In concluding its review of the HTDS Draft Final Report, the NRC panel considered the notion raised by the public that the HTDS is inconclusive in its findings. The subcommittee believes that the issue cannot be answered as simply as ''agree" or "disagree", because the certainty of the interpretations from a complex study like the HTDS is always a matter of degree. The subcommittee members believe that the high certainty with which the HTDS investigators presented the negative findings of the draft report amounted to an overstatement. But the main finding of the HTDS final report could prove to be that no radiation effect can be observed. Given the imprecision in the exposure estimates and the effect of other statistical issues, the absence of any observable radiation effect is not proof that there is none. It does mean that the iodine-131 exposure did not have large effects. However, until estimates are given with appropriate confidence limits, we do not know how much risk to the thyroid is compatible with the data.

It seems doubtful that a better study could have been conducted in the downwind area, short of having some way to improve the exposure estimates greatly—an unlikely prospect because so little information is available on the exposures of 45 years ago. This carefully designed study, with sound followup and sound medical methods, has examined a large fraction of the most heavily exposed population and failed to find any obvious evidence of a radiation effect; that is, there was no evidence of abnormally high rates of thyroid disease in the Hanford "downwinders" examined who had the largest estimated exposures. Thus, at face value, the study was negative, and no increased risk was found. The pattern of individual exposures is in accord with such basic factors as the prevailing wind direction and distance from the Hanford site, and this accord generally supports the exposure modeling. Finding negative results of both geographic and exposure comparisons implies that the iodine-131 exposures had no strong impact on thyroid disease.

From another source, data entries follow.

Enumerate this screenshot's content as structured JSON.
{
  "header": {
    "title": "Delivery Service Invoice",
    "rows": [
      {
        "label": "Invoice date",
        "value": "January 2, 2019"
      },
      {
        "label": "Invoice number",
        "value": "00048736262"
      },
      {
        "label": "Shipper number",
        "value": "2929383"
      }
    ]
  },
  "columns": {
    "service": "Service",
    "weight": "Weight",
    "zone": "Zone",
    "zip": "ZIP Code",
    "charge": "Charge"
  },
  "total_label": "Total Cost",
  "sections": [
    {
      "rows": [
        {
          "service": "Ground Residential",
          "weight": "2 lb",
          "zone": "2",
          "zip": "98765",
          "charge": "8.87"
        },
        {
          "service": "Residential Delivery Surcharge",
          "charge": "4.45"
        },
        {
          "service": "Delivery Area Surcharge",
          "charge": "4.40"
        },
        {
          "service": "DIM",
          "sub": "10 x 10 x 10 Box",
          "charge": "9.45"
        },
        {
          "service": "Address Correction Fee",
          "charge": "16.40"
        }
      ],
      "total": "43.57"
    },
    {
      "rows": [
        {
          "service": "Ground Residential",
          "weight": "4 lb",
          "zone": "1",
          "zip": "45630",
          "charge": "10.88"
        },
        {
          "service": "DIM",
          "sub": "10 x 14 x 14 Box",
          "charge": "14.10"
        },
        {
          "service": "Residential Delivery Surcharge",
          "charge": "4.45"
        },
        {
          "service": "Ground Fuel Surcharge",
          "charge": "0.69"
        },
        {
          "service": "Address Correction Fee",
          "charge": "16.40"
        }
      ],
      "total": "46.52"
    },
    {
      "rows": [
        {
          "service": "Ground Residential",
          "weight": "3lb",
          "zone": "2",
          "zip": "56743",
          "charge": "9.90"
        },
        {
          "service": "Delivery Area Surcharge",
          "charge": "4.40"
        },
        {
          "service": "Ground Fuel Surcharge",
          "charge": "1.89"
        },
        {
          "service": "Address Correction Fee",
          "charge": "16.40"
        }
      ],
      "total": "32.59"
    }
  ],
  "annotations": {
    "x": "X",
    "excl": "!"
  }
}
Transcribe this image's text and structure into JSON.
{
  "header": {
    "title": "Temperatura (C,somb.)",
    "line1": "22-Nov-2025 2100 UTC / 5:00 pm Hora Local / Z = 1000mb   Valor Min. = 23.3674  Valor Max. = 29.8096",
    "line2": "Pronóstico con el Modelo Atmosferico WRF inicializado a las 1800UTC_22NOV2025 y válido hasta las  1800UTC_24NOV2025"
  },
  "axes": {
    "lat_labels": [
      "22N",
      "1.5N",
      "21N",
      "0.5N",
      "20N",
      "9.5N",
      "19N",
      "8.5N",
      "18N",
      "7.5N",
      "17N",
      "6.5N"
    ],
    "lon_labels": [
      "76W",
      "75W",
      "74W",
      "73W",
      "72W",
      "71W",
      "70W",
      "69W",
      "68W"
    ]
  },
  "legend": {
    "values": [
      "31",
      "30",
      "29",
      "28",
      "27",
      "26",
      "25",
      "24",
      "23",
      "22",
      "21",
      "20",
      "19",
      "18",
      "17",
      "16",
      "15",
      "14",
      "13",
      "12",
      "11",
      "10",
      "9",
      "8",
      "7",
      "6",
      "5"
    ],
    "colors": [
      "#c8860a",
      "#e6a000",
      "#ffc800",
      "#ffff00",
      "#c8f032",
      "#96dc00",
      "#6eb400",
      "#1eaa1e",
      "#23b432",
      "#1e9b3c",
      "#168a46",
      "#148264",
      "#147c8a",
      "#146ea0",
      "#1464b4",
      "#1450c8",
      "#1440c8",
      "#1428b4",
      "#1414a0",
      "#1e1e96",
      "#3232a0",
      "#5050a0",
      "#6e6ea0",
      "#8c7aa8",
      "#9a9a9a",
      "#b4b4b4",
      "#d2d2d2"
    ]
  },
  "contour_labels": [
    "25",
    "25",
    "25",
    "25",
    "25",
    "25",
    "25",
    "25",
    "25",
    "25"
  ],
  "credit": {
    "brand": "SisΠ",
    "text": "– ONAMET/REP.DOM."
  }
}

However, if a similar exposure occurred elsewhere, one could not predict with confidence whether a positive or negative result would be seen. The small numbers of thyroid-cancer cases and the lack of precision in estimating individual exposures mean that one can have little confidence in the size of the risk estimates found in the HTDS.

At the time of the initial release of the Draft Final Report, it was indicated by the HTDS investigators that residents of downwind areas should feel relief that being close to the Hanford nuclear site did not result in increased risk of any thyroid disease. Such statements are too broad, but they might be reasonable in specific instances. For example, a healthy 55-year-old who lived near Hanford and drank a large amount of milk as a child can take comfort in learning that there is no evidence that he or she will have a greater risk of thyroid disease than other people in the general HTDS study area.

At various public-comment meetings, people who lived in downwind areas stated that their families experienced more thyroid disease than would have been expected in the population at large. Their disease could have been the result of unusual fallout or eating patterns or unusual susceptibility to radiation effects. But one should bear in mind that some cases of thyroid disease occur for reasons not understood by medical science. For example, thyroid disease tends to run in families, and family clusters could be related to genetic factors in the families or to chance. The lack of evidence of a dose-response relationship for any type of thyroid disease in the HTDS suggests, but does not prove, that the overall risk was not affected by Hanford fallout. The evidence does not rule out (although it does not support) the possibility that a weak association could affect, for instance, people who are already susceptible to thyroid disease because they are predisposed to it by genetic factors.

Footnotes

1

Although dose is the correct technical term, this summary will use exposure to refer loosely to a person's total radiation dose to the thyroid gland resulting from either short-or long-term exposure to iodine-131 in the atmosphere and environment from releases during the period 1944–1957.